Rome, Oct 10: Household purchasing power in Italy recorded the biggest drop since the year 2000, national statistics institute Istat said.
The purchasing power of Italian households registered an inflation-adjusted 1.6-percent drop in the second quarter of 2012 compared to the first quarter, and fell 4.1 percent annually, reported Xinhua.
Inclination towards saving decreased 0.6 points to 8.1 percent between the first two quarters of this year, and fell by 0.5 points in the second quarter compared to the same period of 2011, Istat said Tuesday.
Disposable income in the second quarter registered a drop of 1 percent from the previous one, while it dropped 1.5 percent compared to the same period of last year.
Italian families are struggling amid a series of welfare cuts and tax hikes carried out by the technocratic government led by Prime Minister Mario Monti to tackle the country’s debt crisis.

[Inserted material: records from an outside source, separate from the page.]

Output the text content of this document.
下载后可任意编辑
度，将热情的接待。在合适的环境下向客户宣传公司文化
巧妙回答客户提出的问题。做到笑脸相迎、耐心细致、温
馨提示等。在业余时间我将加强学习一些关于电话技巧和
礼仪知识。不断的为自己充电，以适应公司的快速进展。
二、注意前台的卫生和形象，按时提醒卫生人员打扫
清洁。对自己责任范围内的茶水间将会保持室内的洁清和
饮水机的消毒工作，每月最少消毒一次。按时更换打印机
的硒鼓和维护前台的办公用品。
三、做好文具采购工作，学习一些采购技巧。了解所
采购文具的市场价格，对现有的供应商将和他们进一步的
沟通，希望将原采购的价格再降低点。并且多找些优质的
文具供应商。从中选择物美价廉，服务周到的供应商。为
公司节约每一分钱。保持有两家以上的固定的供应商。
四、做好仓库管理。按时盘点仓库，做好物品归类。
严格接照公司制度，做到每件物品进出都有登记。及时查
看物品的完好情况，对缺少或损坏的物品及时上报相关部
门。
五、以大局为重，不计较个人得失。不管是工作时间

On Tuesday, Economy Minister Vittorio Grilli said the government will be able to avoid increasing value-added tax (VAT) again.
VAT was raised earlier this year to 21 percent from its previous level of 20 percent to help deal with Italy’s economic problems.
An additional 2-percent increase was planned for October, but Monti’s cabinet subsequently said this would be delayed because of the money raised by public spending cuts.